Exterminio

Oaxaca es un estado de la república mexicana que durante toda su historia ha sido muestra de marginación y pobreza. Dicha situación se ha dado principalmente por dos factores:

1) Su territorio, en gran parte montañoso y con una espesa vegetación, es uno de los más accidentados en todo México, lo cual ha ocasionado que sea difícil la comunicación y que muchas comunidades queden aisladas. Dicha complejidad se ve reflejada en el número de municipios que posee. En México hay un total de 2438 municipios, Oaxaca posee 570 de ellos.

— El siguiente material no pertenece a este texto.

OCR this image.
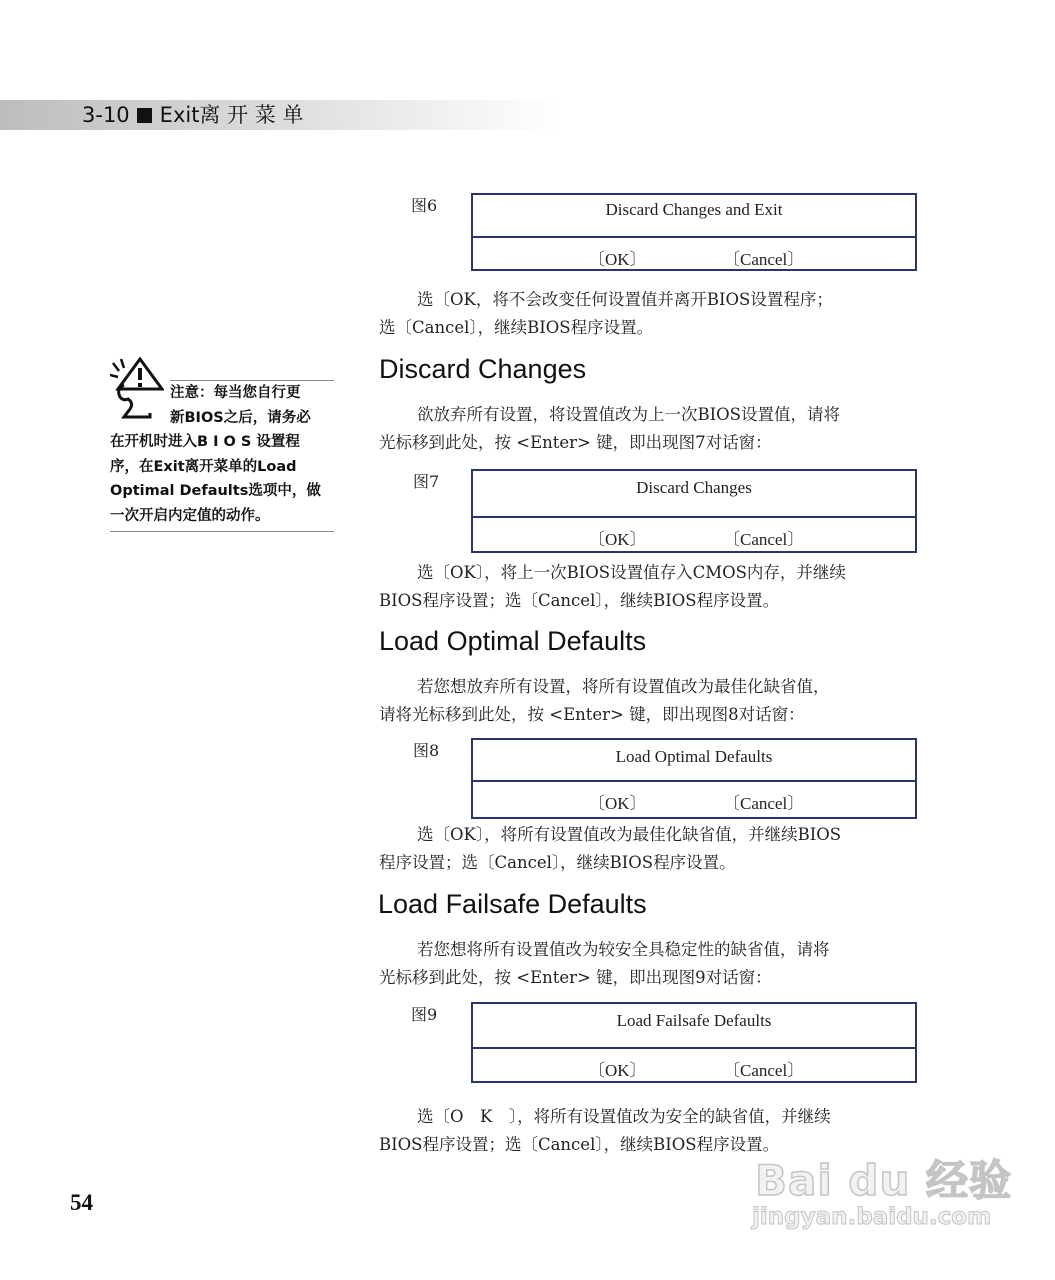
3-10 Exit离 开 菜 单
图6	Discard Changes and Exit
〔OK〕	〔Cancel〕

选〔OK，将不会改变任何设置值并离开BIOS设置程序；

选〔Cancel〕，继续BIOS程序设置。

Discard Changes

欲放弃所有设置，将设置值改为上一次BIOS设置值，请将

光标移到此处，按 <Enter> 键，即出现图7对话窗：

图7	Discard Changes
〔OK〕	〔Cancel〕

选〔OK〕，将上一次BIOS设置值存入CMOS内存，并继续

BIOS程序设置；选〔Cancel〕，继续BIOS程序设置。

Load Optimal Defaults

若您想放弃所有设置，将所有设置值改为最佳化缺省值，

请将光标移到此处，按 <Enter> 键，即出现图8对话窗：

图8	Load Optimal Defaults
〔OK〕	〔Cancel〕

选〔OK〕，将所有设置值改为最佳化缺省值，并继续BIOS

程序设置；选〔Cancel〕，继续BIOS程序设置。

Load Failsafe Defaults

若您想将所有设置值改为较安全具稳定性的缺省值，请将

光标移到此处，按 <Enter> 键，即出现图9对话窗：

图9	Load Failsafe Defaults
〔OK〕	〔Cancel〕

选〔O　K　〕，将所有设置值改为安全的缺省值，并继续

BIOS程序设置；选〔Cancel〕，继续BIOS程序设置。

注意：每当您自行更
新BIOS之后，请务必
在开机时进入B I O S 设置程
序，在Exit离开菜单的Load
Optimal Defaults选项中，做
一次开启内定值的动作。
54	Bai du 经验
jingyan.baidu.com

2) El segundo factor, mucho más determinante, es que a lo largo de su historia Oaxaca ha estado dominado por caciques que han sometido a la población. Son incontables las historias de matanzas de comunidades indígenas a manos de grupos paramilitares, con el objetivo de despojarlos de sus tierras.

Aún en la actualidad tales injusticias siguen vigentes. El mes pasado se dio a conocer un texto que consta de 29 puntos, en el que 45 curas advirtieron que hay un alto peligro por la situación tan grave que se vive en el estado de Oaxaca.

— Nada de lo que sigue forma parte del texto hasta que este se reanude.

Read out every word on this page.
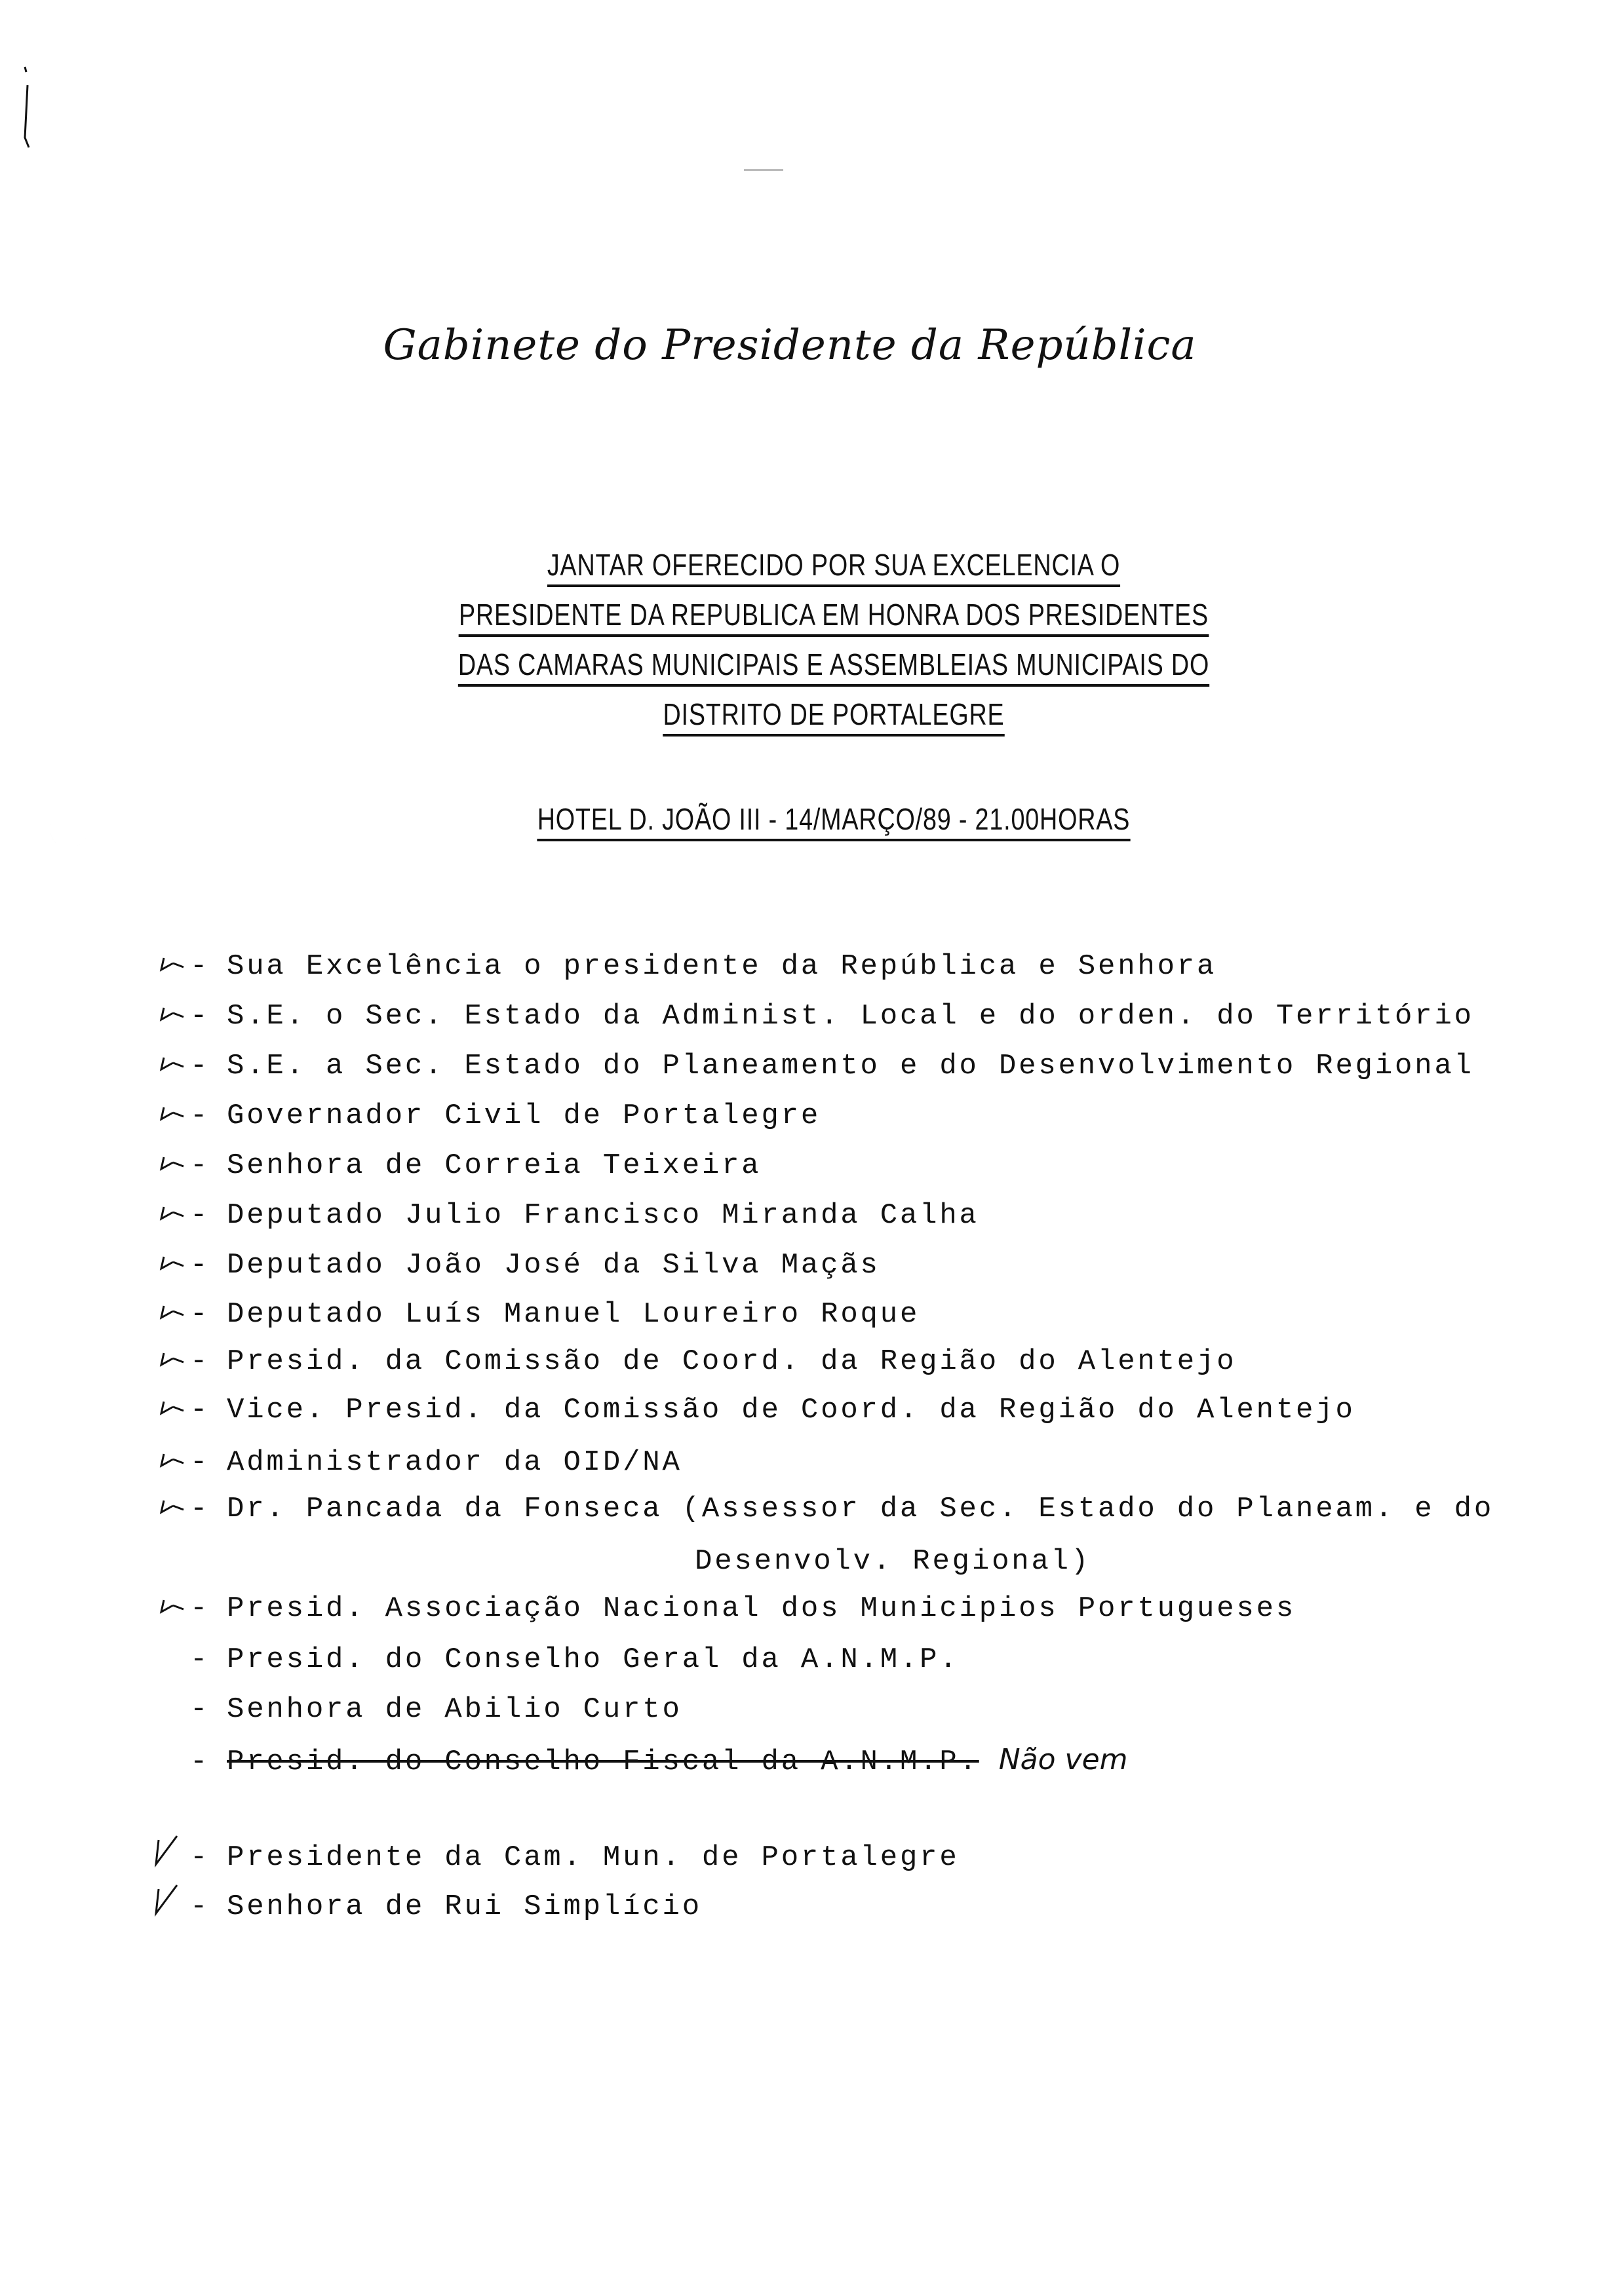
Gabinete do Presidente da República
JANTAR OFERECIDO POR SUA EXCELENCIA O
PRESIDENTE DA REPUBLICA EM HONRA DOS PRESIDENTES
DAS CAMARAS MUNICIPAIS E ASSEMBLEIAS MUNICIPAIS DO
DISTRITO DE PORTALEGRE
HOTEL D. JOÃO III - 14/MARÇO/89 - 21.00HORAS
- Sua Excelência o presidente da República e Senhora
- S.E. o Sec. Estado da Administ. Local e do orden. do Território
- S.E. a Sec. Estado do Planeamento e do Desenvolvimento Regional
- Governador Civil de Portalegre
- Senhora de Correia Teixeira
- Deputado Julio Francisco Miranda Calha
- Deputado João José da Silva Maçãs
- Deputado Luís Manuel Loureiro Roque
- Presid. da Comissão de Coord. da Região do Alentejo
- Vice. Presid. da Comissão de Coord. da Região do Alentejo
- Administrador da OID/NA
- Dr. Pancada da Fonseca (Assessor da Sec. Estado do Planeam. e do
Desenvolv. Regional)
- Presid. Associação Nacional dos Municipios Portugueses
- Presid. do Conselho Geral da A.N.M.P.
- Senhora de Abilio Curto
- Presid. do Conselho Fiscal da A.N.M.P. Não vem
- Presidente da Cam. Mun. de Portalegre
- Senhora de Rui Simplício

Recordemos que en Oaxaca hay un conflicto político-social, desencadenado por la represión de profesores en 2006 a manos del gobernador Ulises Ruiz,  lo que dio lugar al nacimiento de un movimiento social que ya no sólo incluía a los profesores, sino a varios sectores de la población oaxaqueña y que fue encabezado por la Asamblea Popular de los Pueblos de Oaxaca (APPO), una organización popular que se formó a raíz del enfrentamiento.

Desde el comienzo del conflicto se han dado múltiples situaciones de represión contra la población oaxaqueña,  los 45 sacerdotes han advertido que “hay en el pueblo mucha desesperanza y total desconfianza a sus instituciones” Además los sacerdotes denunciaron que hay una indignación generalizada en la población y la certeza de que todo es parte un plan maquinado desde el gobierno estatal y avalado por el gobierno federal.

Incluso los sacerdotes dicen en el comunicado que entre la población hay el temor de que todo sea “un plan de exterminio físico y/o mental de grupos humanos y pueblos” maquinado desde el estado para prescindir de los pobres. A tal grado llega el temor de la población oaxaqueña y la desconfianza en sus instituciones.

Muertes, encarcelamientos injustos, violación y manipulación de las leyes. El gobierno estatal ha utilizado a todo el aparato de poder para someter y aniquilar a los inconformes, pero eso sí, cuando hacen declaraciones cacarean que buscan la paz y tranquilidad de Oaxaca.

Como agravante de la situación, el Ejército Popular Revolucionario (EPR) exigió en un comunicado, que se liberará a dos de sus integrantes, Gabriel Alberto Cruz Sánchez y Edmundo Reyes Amaya; los cuales, dicen, fueron detenidos por el gobierno de Oaxaca, al mando de Ulises Ruiz.

Ulises Ruiz, gobernador de Oaxaca, emitió un comunicado de 9 puntos donde afirmó que el gobierno de Oaxaca “rechaza toda conducta realizada al margen de la ley” el comunicado también dice que “jamás se propiciará ni permitirá, y mucho menos se justificarán, actos de la naturaleza que se citan, ya que el Gobierno del Estado, los considera ilegales, contrarios a toda ética y por lo tanto violatorios de los derechos humanos” 

La versión oficial contrasta con la opinión de la población y con el comunicado de los sacerdotes, donde es claro cómo el gobierno de Oaxaca ha utilizado a la policía estatal y municipal para reprimir y encarcelar injustamente a los integrantes de organizaciones sociales. Además hay múltiples pruebas de que el gobierno a cargo de Ulises Ruiz ha contratado grupos paramilitares de choque para atemorizar, desaparecer y masacrar a los inconformes. Mientras tanto, el gobierno federal deja que Oaxaca se desmorone y con una terrible complicidad no actúa. Ni la policía federal, ni el ejército han actuado para poner orden en Oaxaca, como siempre los arreglos y manejos políticos están por encima de las vidas y la integridad de los ciudadanos.